Les promoteurs sont arrivés alors, ils étaient gais, pleins de panache : ils avaient gagné un super terrain, juteux à souhait. Le projet était malin, on tirait parti du site historique de l'usine, en gardant la façade industrielle et le corps du bâtiment fondateur. Et on construisait derrière, en place et lieu de l'espace ouvrier, des constructions basses, dotées de bouts de jardin sur lesquels pousseraient des noisetiers, des rosiers sauvages...


Les travaux ont commencé. Au 7bis, rue Médéric, on avait pignon sur les prouesses des bulldozers, on frappait des deux mains presque tant le travail était exécuté "à la pince à épiler".

Et puis un de nous, Patrick, de retour de vacances, a remarqué l'empiètement du chantier sur notre voie. Il a écrit aussitôt à notre maire, Philippe Juvin, afin de lui rappeler que l'allée était l'accès pompiers de notre résidence.


25 avril 2014 : les engins barricadés empiètent sur la voie accès pompiers

SUPER ! Les travaux ont été arrêtés immédiatement.



Aux futurs acquéreurs, on aurait déclaré que le projet n'était plus viable car le sol était imprégné des produits chimiques de l'usine.
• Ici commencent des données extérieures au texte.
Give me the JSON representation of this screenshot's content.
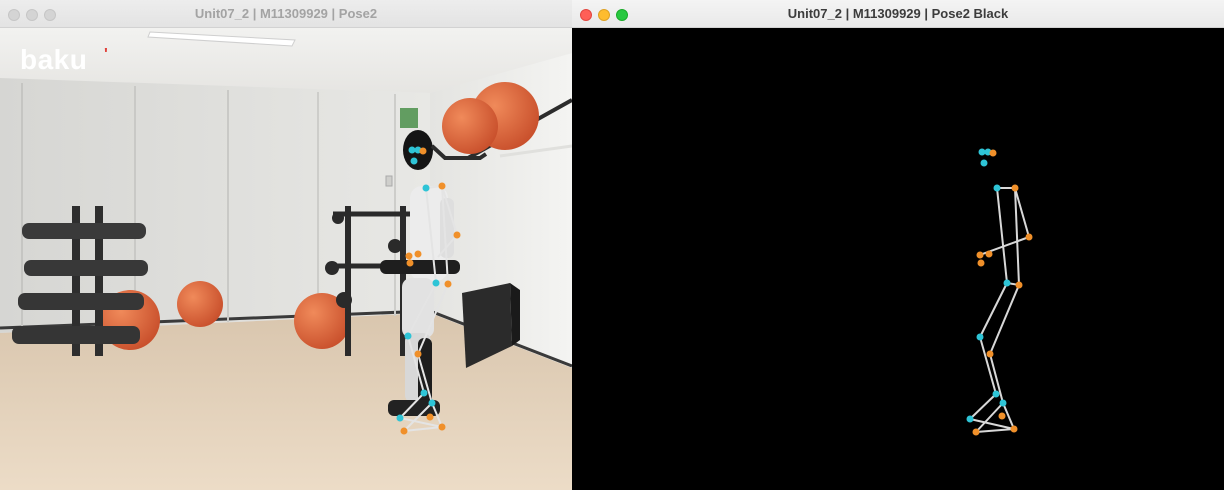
{
  "left_window": {
    "title": "Unit07_2 | M11309929 | Pose2",
    "active": false,
    "logo_text": "baku",
    "logo_mark": "'"
  },
  "right_window": {
    "title": "Unit07_2 | M11309929 | Pose2 Black",
    "active": true,
    "background": "#000000"
  },
  "colors": {
    "keypoint_left": "#2ec4d6",
    "keypoint_right": "#f0902a",
    "bone": "#d8d8d8"
  },
  "icons": [
    "close-icon",
    "minimize-icon",
    "zoom-icon"
  ]
}
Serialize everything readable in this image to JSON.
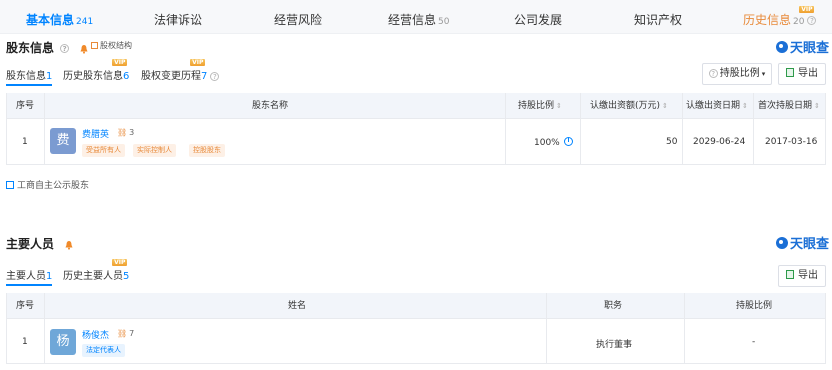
{
  "top_tabs": [
    {
      "label": "基本信息",
      "count": "241",
      "active": true
    },
    {
      "label": "法律诉讼"
    },
    {
      "label": "经营风险"
    },
    {
      "label": "经营信息",
      "count": "50"
    },
    {
      "label": "公司发展"
    },
    {
      "label": "知识产权"
    },
    {
      "label": "历史信息",
      "count": "20",
      "vip": "VIP"
    }
  ],
  "shareholders": {
    "title": "股东信息",
    "structure_link": "股权结构",
    "logo": "天眼查",
    "subtabs": [
      {
        "label": "股东信息",
        "count": "1"
      },
      {
        "label": "历史股东信息",
        "count": "6",
        "vip": "VIP"
      },
      {
        "label": "股权变更历程",
        "count": "7",
        "vip": "VIP"
      }
    ],
    "sort_button": "持股比例",
    "export_button": "导出",
    "columns": [
      "序号",
      "股东名称",
      "持股比例",
      "认缴出资额(万元)",
      "认缴出资日期",
      "首次持股日期"
    ],
    "rows": [
      {
        "index": "1",
        "avatar": "费",
        "name": "费腊英",
        "related_count": "3",
        "tags": [
          "受益所有人",
          "实际控制人",
          "控股股东"
        ],
        "ratio": "100%",
        "capital": "50",
        "capital_date": "2029-06-24",
        "first_date": "2017-03-16"
      }
    ],
    "footer_link": "工商自主公示股东"
  },
  "key_personnel": {
    "title": "主要人员",
    "logo": "天眼查",
    "subtabs": [
      {
        "label": "主要人员",
        "count": "1"
      },
      {
        "label": "历史主要人员",
        "count": "5",
        "vip": "VIP"
      }
    ],
    "export_button": "导出",
    "columns": [
      "序号",
      "姓名",
      "职务",
      "持股比例"
    ],
    "rows": [
      {
        "index": "1",
        "avatar": "杨",
        "name": "杨俊杰",
        "related_count": "7",
        "tags": [
          "法定代表人"
        ],
        "position": "执行董事",
        "ratio": "-"
      }
    ]
  }
}
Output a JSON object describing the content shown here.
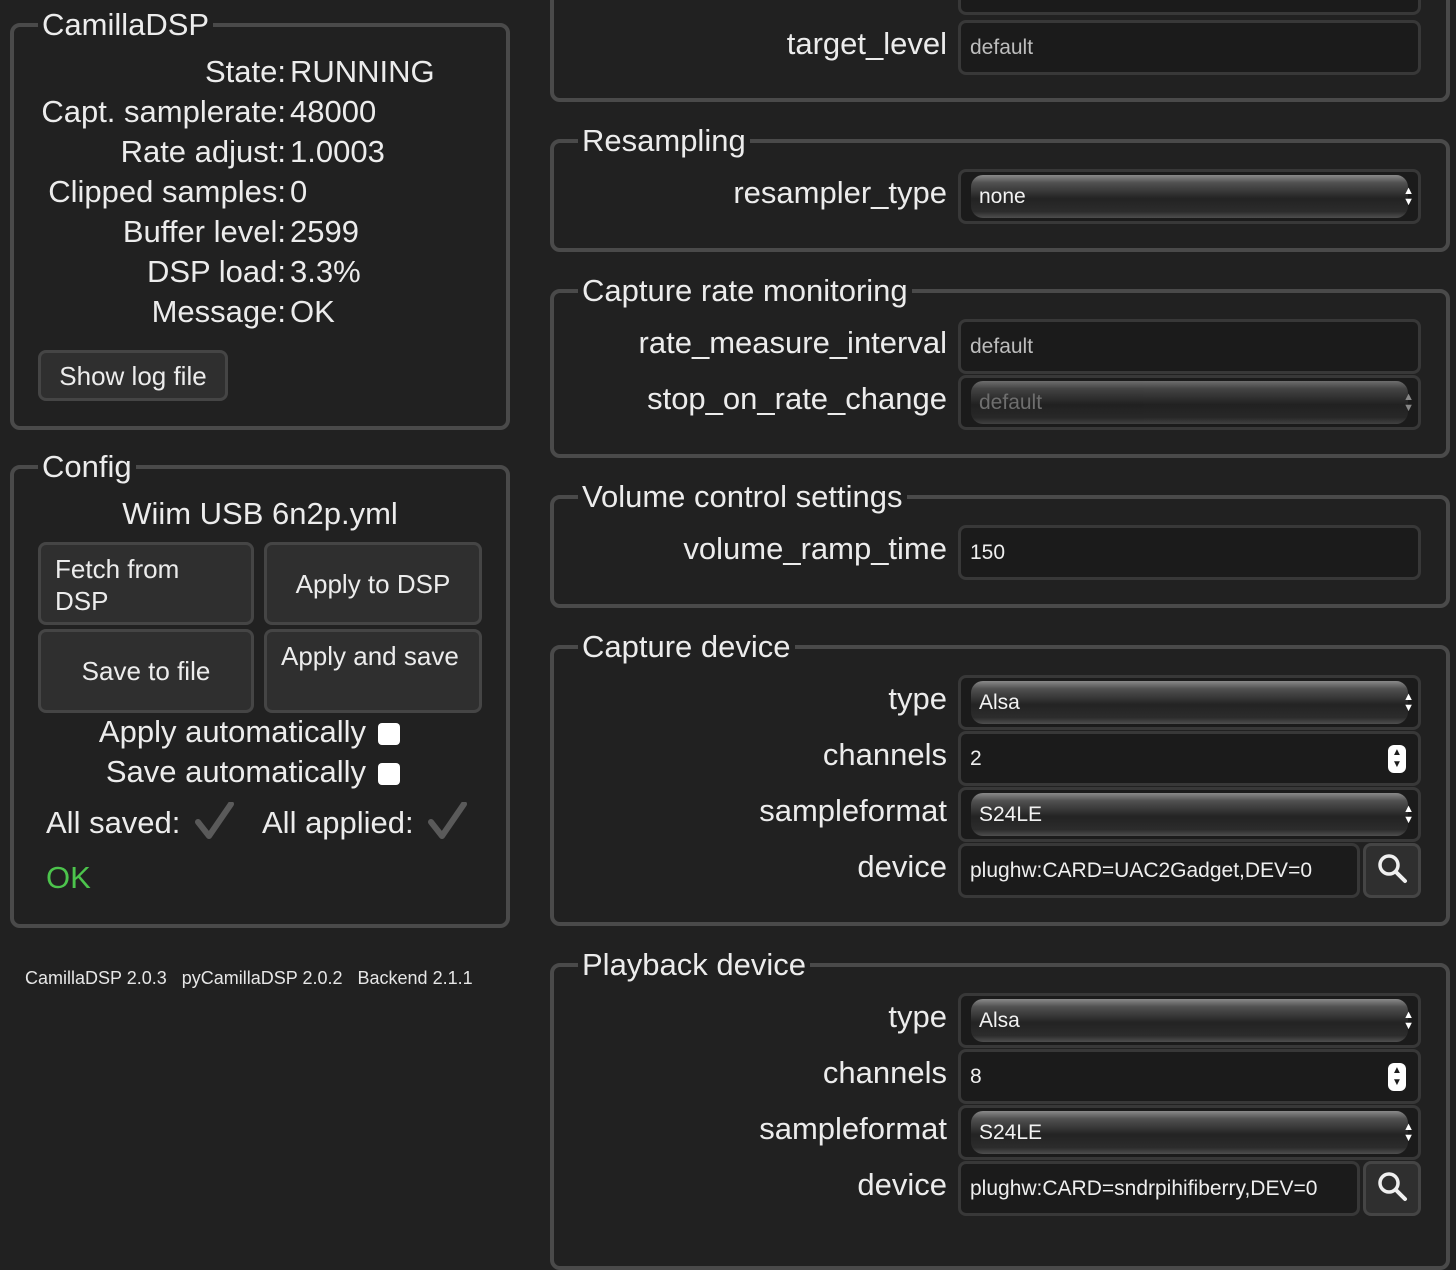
{
  "status": {
    "legend": "CamillaDSP",
    "rows": [
      {
        "key": "State:",
        "value": "RUNNING"
      },
      {
        "key": "Capt. samplerate:",
        "value": "48000"
      },
      {
        "key": "Rate adjust:",
        "value": "1.0003"
      },
      {
        "key": "Clipped samples:",
        "value": "0"
      },
      {
        "key": "Buffer level:",
        "value": "2599"
      },
      {
        "key": "DSP load:",
        "value": "3.3%"
      },
      {
        "key": "Message:",
        "value": "OK"
      }
    ],
    "show_log_label": "Show log file"
  },
  "config": {
    "legend": "Config",
    "filename": "Wiim USB 6n2p.yml",
    "fetch_label": "Fetch from DSP",
    "apply_dsp_label": "Apply to DSP",
    "save_file_label": "Save to file",
    "apply_save_label": "Apply and save",
    "apply_auto_label": "Apply automatically",
    "save_auto_label": "Save automatically",
    "all_saved_label": "All saved:",
    "all_applied_label": "All applied:",
    "ok_text": "OK",
    "ok_color": "#4cc44c"
  },
  "versions": {
    "camilladsp": "CamillaDSP 2.0.3",
    "pycamilladsp": "pyCamillaDSP 2.0.2",
    "backend": "Backend 2.1.1"
  },
  "top_section": {
    "target_level_label": "target_level",
    "target_level_value": "default"
  },
  "resampling": {
    "legend": "Resampling",
    "resampler_type_label": "resampler_type",
    "resampler_type_value": "none"
  },
  "rate_monitoring": {
    "legend": "Capture rate monitoring",
    "interval_label": "rate_measure_interval",
    "interval_value": "default",
    "stop_label": "stop_on_rate_change",
    "stop_value": "default"
  },
  "volume": {
    "legend": "Volume control settings",
    "ramp_label": "volume_ramp_time",
    "ramp_value": "150"
  },
  "capture": {
    "legend": "Capture device",
    "type_label": "type",
    "type_value": "Alsa",
    "channels_label": "channels",
    "channels_value": "2",
    "format_label": "sampleformat",
    "format_value": "S24LE",
    "device_label": "device",
    "device_value": "plughw:CARD=UAC2Gadget,DEV=0"
  },
  "playback": {
    "legend": "Playback device",
    "type_label": "type",
    "type_value": "Alsa",
    "channels_label": "channels",
    "channels_value": "8",
    "format_label": "sampleformat",
    "format_value": "S24LE",
    "device_label": "device",
    "device_value": "plughw:CARD=sndrpihifiberry,DEV=0"
  },
  "icons": {
    "search": "search-icon",
    "checkmark": "checkmark-icon",
    "select_arrows": "updown-arrows-icon"
  }
}
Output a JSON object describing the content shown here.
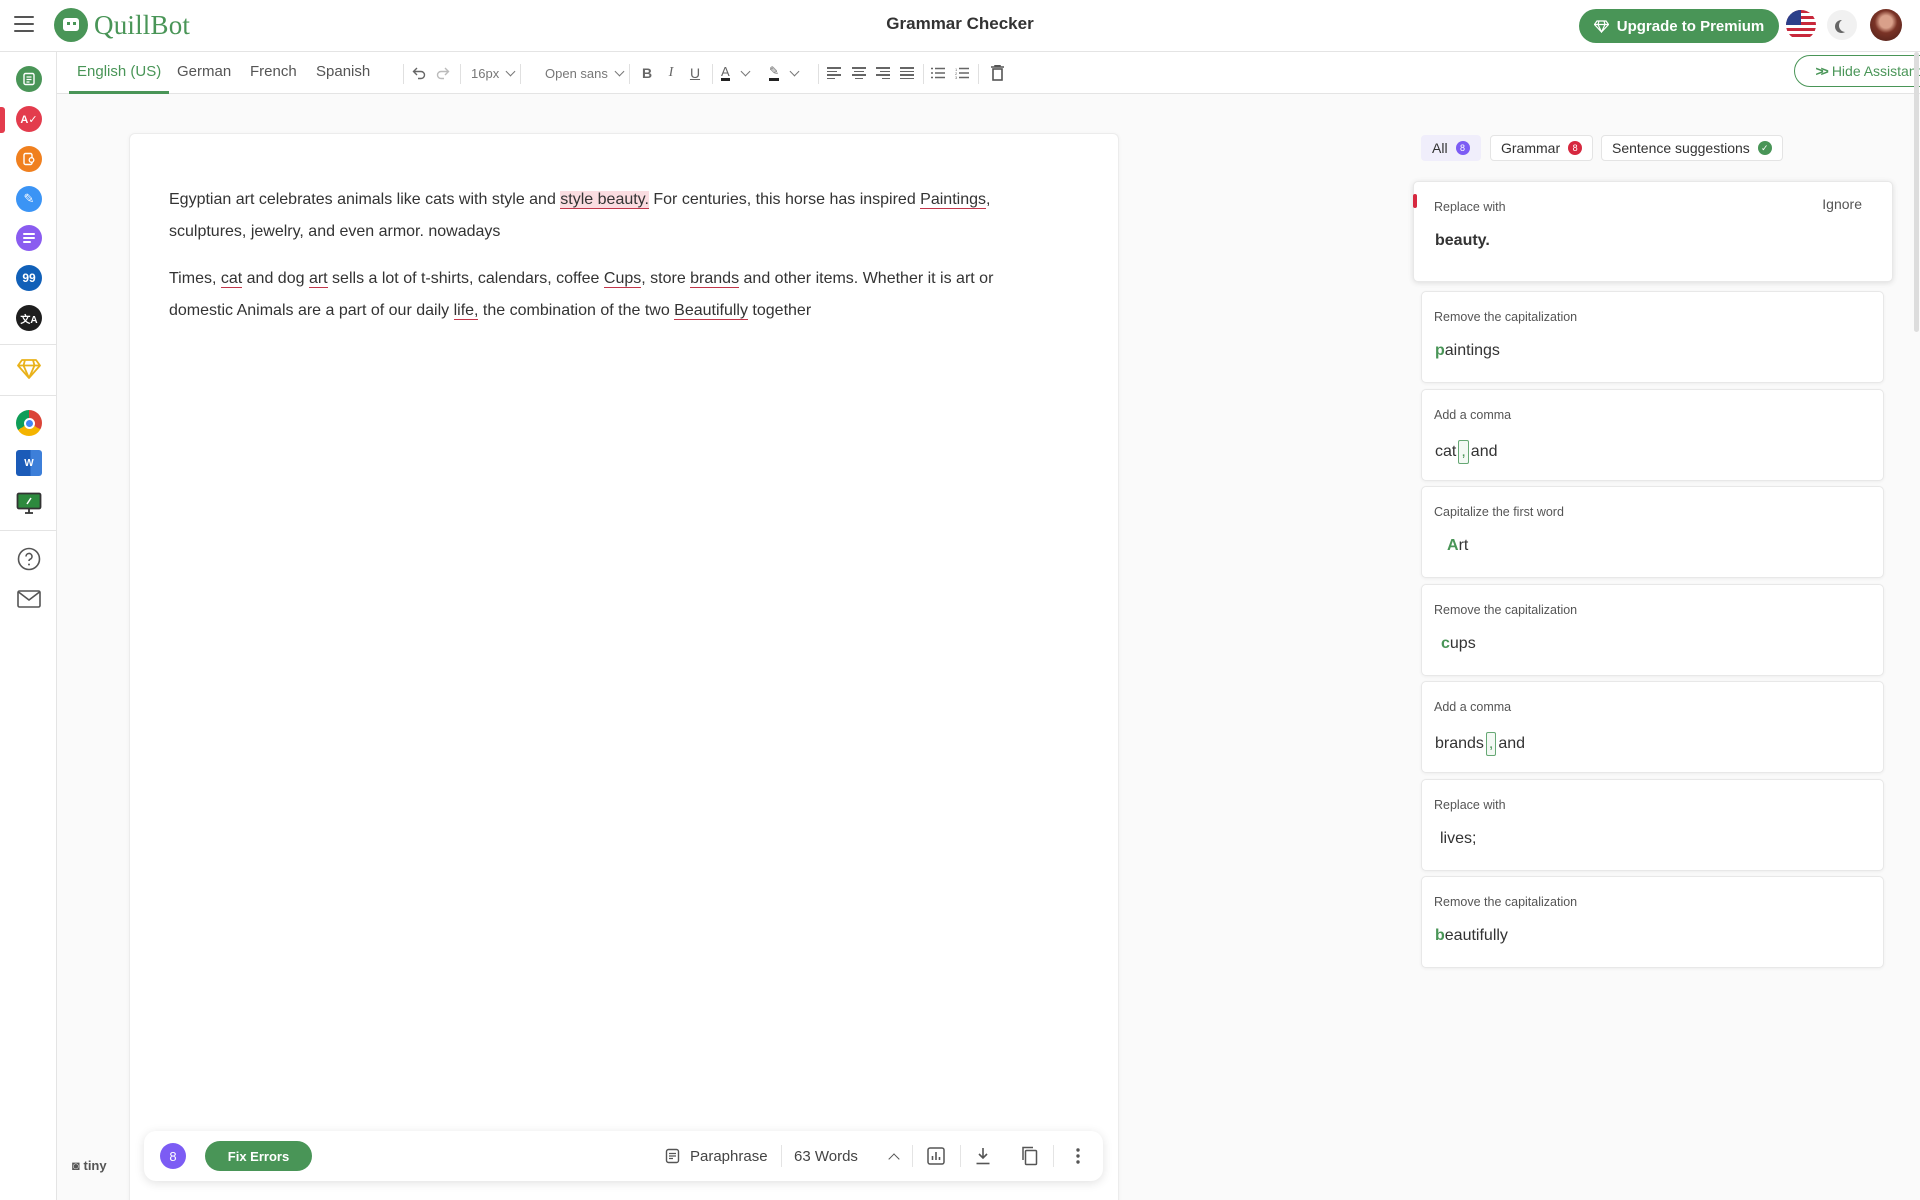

En un mot, on vivrait dans une zone dangereuse, où les noisetiers produiraient des brocolis fluorescents et où les rosiers sauvages fleureraient un parfum d'enfer.

Des substances chimiques sous terre, cause d'un abandon de travaux : crédible ?

Sécurité oblige : une palissade a été posée ensuite : Damned ! Elle mord sur les dimensions perpétuelles de l'allée Henriot, remarque notée par Michèle et Patrick.
Les mels à la mairie tombent dans des limbes opaques. On se sent vraiment seul, à la Garenne-Colombes, le magazine de la ville est souvent en décalage avec nos préoccupations. 

Mais quelle ironie !

L'allée Henriot, point de vue d'un corbeau, bien sûr

Vue de l'extérieur, l'allée Henriot est un eldorado pour qui cherche une place de parking. Quel potentiel !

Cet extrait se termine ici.